Car en premier lieu, pour se rapprocher de la population et de ses besoins, la zone a été découpée en quartiers, chacun étant placé sous la responsabilité d’un fonctionnaire. Entouré d’une équipe d’environ trois personnes, un agent de police, un éducateur et un spécialiste des services sociaux, ce fonctionnaire passe l’essentiel de son temps sur place. Pour sa première action, le groupe identifie des zones stratégiques susceptibles de développer un premier projet local : soit une zone désertée par les habitants, soit très fréquentée, soit dégradée… Après cette première étape d’exploration du terrain, ils partent à la rencontre des habitants en… s’asseyant sur un banc, sur une zone de passage, et les interpellent. Des conversations riches en enseignements, dans la rue, avant d’aller frapper aux portes en fin d’après-midi, pour croiser ceux qui rentrent du travail.

En plus de récolter des informations précieuses, les membres de l’équipe transmettent également le message suivant : « nous sommes des fonctionnaires à votre service, parlez-nous de vos difficultés dans le quartier, de vos besoins mais aussi des initiatives que vous souhaiteriez contribuer à développer ». Une fois cette prise de contact établie, les informations recensées par ce biais ont été confrontées à une analyse des besoins de la population réalisée en amont, à partir de statistiques.

Des habitants qui s’approprient les projets

Ces   équipes   locales,   désormais connues de la population, ont ensuite intégré des locaux atypiques : ancien logement social, ancien local de jeunes… un lieu éloigné des symboles de tracasserie administrative.

À ce stade, des réunions de quartier, diffusées principalement par le bouche-à-oreille plutôt que par le papier, ont permis aux habitants de poser les bases d’un projet commun, qui leur appartiendrait. L’équipe se positionne en support, pour aider à la constitution de communautés locales d’entraide et d’échange de services. Un processus d’empowerment qui put rapidement dépasser la création d’entraide locale pour s’intéresser également à l’orientation du budget municipal, ce que l’ex-maire à l’origine du projet, Martien Kruitenbrouwer, décrit comme « l’effet spillover » ou effet d’engrenage, en français (voir encadré). Les citoyens, invités à arbitrer les priorités, ont ainsi pu constater les difficultés de l’exercice, et s’impliquer concrètement dans l’amélioration de leur quartier.

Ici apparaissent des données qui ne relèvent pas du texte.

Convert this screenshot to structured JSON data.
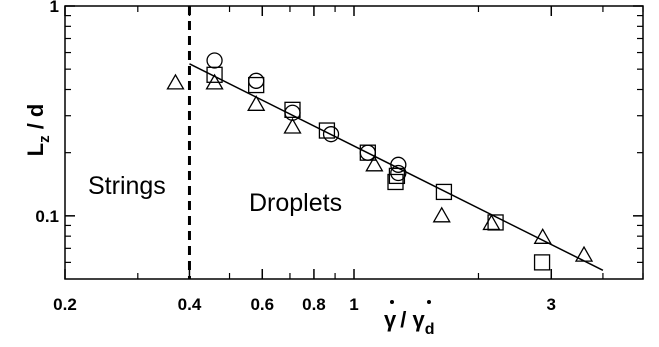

Grâce à ces lieux et à l’ouverture du protocole, de nombreuses initiatives ont vu le jour, depuis l’activité sportive de quartier pour les jeunes, des groupes d’entraide pour les mères, jusqu’à l’organisation de formations professionnelles. En donnant les rennes de l’organisation aux habitants, ces derniers sont entrés dans un processus participatif, et ont commencé à participer sérieusement, régulièrement à la vie de la cité.

 

La théorie du « spill-over », ou théorie de l’engrenage, à l’échelle d’un quartier

Appelée aussi théorie fonctionnaliste, il s’agit d’une théorie des relations internationales. Base de la construction de l’Union européenne, cette théorie défendue par Jacques Delors avait pour objectif de mettre en place un système international pacifique, par le biais d’institutions qui transcendent l’État-nation. Selon la théorie du spill-over, une politique entraîne nécessairement de poursuivre avec une autre. Dans l’exemple d’Amsterdam West, l’ex-maire Martien Kruitenbrouwer et le chercheur Christophe Sente ont transposé les principes du spill-over à leur expérience. Car cette théorie adopte une perspective dite « Bottom up », du bas vers le haut, signifiant que les nécessités de la base entraînent la création d’institutions au sommet pour les satisfaire. En impliquant les citoyens dans l’action publique, ces derniers transfèrent leur loyauté vers les organisations supérieures. Cette théorie s’inspire du New Deal, dans lequel chaque problème était traité individuellement. Ainsi, selon cette théorie, il faut qu’il y ait une liberté totale d’organisation, tant du point de vue de leur création que de leur fonctionnement.